Okay, okay – she may be Neil Young’s wife, but let me tell you something right now, boys and girls: Pegi Young’s new album Foul Deeds stands just fine on its own, thank you very much. With a voice that manages to sound both a little rough and a little sweet (and always real) at the same time, and the ability to either write some solid tunes or pull off covers that sound like she wrote them, Pegi Young is one solid, soulful talent. (And for all you absolute Rusties out there that just need to know: yes, ol’ Neil adds little touches of acoustic guitar and harmonica in a couple places, but don’t sweat it. This is Pegi’s album – and it’s good.)

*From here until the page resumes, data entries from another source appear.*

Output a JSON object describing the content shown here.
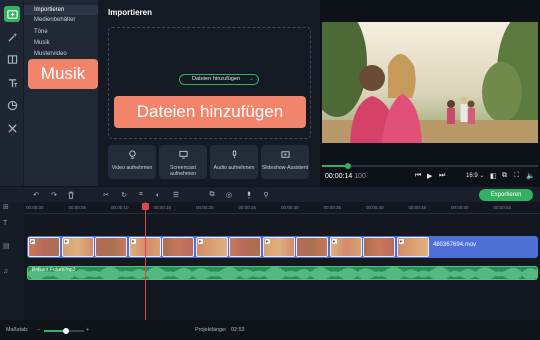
{
  "sidebar": {
    "categories": [
      {
        "label": "Importieren",
        "selected": true
      },
      {
        "label": "Medienbehälter",
        "selected": false
      },
      {
        "label": "Töne",
        "selected": false
      },
      {
        "label": "Musik",
        "selected": false
      },
      {
        "label": "Mustervideo",
        "selected": false
      }
    ],
    "rail_icons": [
      "import-icon",
      "magic-wand-icon",
      "transitions-icon",
      "text-icon",
      "stickers-icon",
      "tools-icon"
    ]
  },
  "import_panel": {
    "title": "Importieren",
    "add_files_button": "Dateien hinzufügen",
    "tiles": [
      {
        "label": "Video aufnehmen",
        "icon": "camera-icon"
      },
      {
        "label": "Screencast aufnehmen",
        "icon": "monitor-icon"
      },
      {
        "label": "Audio aufnehmen",
        "icon": "microphone-icon"
      },
      {
        "label": "Slideshow-Assistent",
        "icon": "slideshow-icon"
      }
    ]
  },
  "player": {
    "time_main": "00:00:14",
    "time_ms": "100",
    "aspect": "16:9",
    "progress_fraction": 0.12
  },
  "toolbar": {
    "export_label": "Exportieren"
  },
  "timeline": {
    "ruler_ticks": [
      "00:00:00",
      "00:00:05",
      "00:00:10",
      "00:00:15",
      "00:00:20",
      "00:00:25",
      "00:00:30",
      "00:00:35",
      "00:00:40",
      "00:00:45",
      "00:00:50",
      "00:00:55"
    ],
    "video_clip_name": "480367694.mov",
    "audio_clip_name": "Brilliant Future.mp3"
  },
  "statusbar": {
    "zoom_label": "Maßstab:",
    "project_length_label": "Projektlänge:",
    "project_length_value": "02:53",
    "zoom_fraction": 0.55
  },
  "callouts": {
    "musik": "Musik",
    "add_files": "Dateien hinzufügen"
  },
  "colors": {
    "accent": "#32b160",
    "callout": "#f2846c",
    "video_track": "#4e6fd6",
    "audio_track": "#2a8e5a",
    "playhead": "#e0454b"
  }
}
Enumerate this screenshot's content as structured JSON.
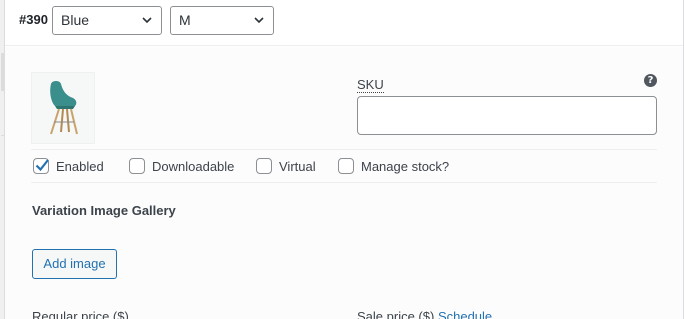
{
  "variation": {
    "id_label": "#390",
    "color_select": {
      "value": "Blue"
    },
    "size_select": {
      "value": "M"
    }
  },
  "sku": {
    "label": "SKU",
    "help_icon": "?",
    "value": ""
  },
  "options": [
    {
      "label": "Enabled",
      "checked": true
    },
    {
      "label": "Downloadable",
      "checked": false
    },
    {
      "label": "Virtual",
      "checked": false
    },
    {
      "label": "Manage stock?",
      "checked": false
    }
  ],
  "gallery": {
    "title": "Variation Image Gallery",
    "add_button": "Add image"
  },
  "pricing": {
    "regular_label": "Regular price ($)",
    "sale_label": "Sale price ($)",
    "schedule_link": "Schedule"
  },
  "colors": {
    "accent": "#2271b1",
    "border": "#8c8f94",
    "text": "#3c434a"
  }
}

Take, for instance, Young’s take on Lucinda Williams’ “Side Of The Road,” a song about the tug-of-war between connecting with someone else and potentially losing part of yourself in the process. On the original, when Williams sings “You wait in the car on the side of the road/Let me go and stand awhile” and assures her partner “If I stray away too far from you/Don’t go and try to find me/It doesn’t mean I don’t love you/It doesn’t mean I won’t come back”, it’s easy to envision her backing slowly away from the car, on the verge of spinning around and making a break for the puckerbrush, never to be seen again. There’s an undefined unsettledness with Lucinda that disappears in Pegi Young’s hands. She sounds cool and comfortable with things – and just needing to check in with herself for a minute, that’s all. She’s okay.

Ben Keith’s relationship with the Young family goes all the way back to the Harvest sessions when (as a member of Neil’s Stray Gators) he helped define and sculpt that album’s sound with his beautiful pedal steel work. On Foul Deeds, Keith’s contributions are just right: tasty touches of steel here (the Memphis-flavored “Pleasing To Me” and a lovely waltz with Pegi’s vocals on “Broken Vows”); Saturday-night dobro there (“Who Knew” and “Starting Over”); and a bit of B3 organ as needed. Other players on Foul Deeds include six-string vet Anthony Crawford, bassist Rick Rosas, drummers Phil Jones and Karl Himmel – and a Wurlitzer cameo by Spooner Oldham.

A very dry and immediate-sounding mix complements Young’s vocals – this gal needs no “Hall of the Mountain King” reverb to sound good. She can go cool bluesy on you (“Blue Sunday” aptly enough), get Donna Jean Godchaux-funky with it (the aforementioned “Pleasing To Me”), or sing a little hurt out (“Traveling”) and wear them all equally well.

Thinking about it, it is kind of cool that Neal and Pegi are husband and wife (it’d make for cool birthday sing-alongs, if nothing else), but that’s got little or nothing to do with this album. Foul Deeds belongs to Pegi Young and that’s that.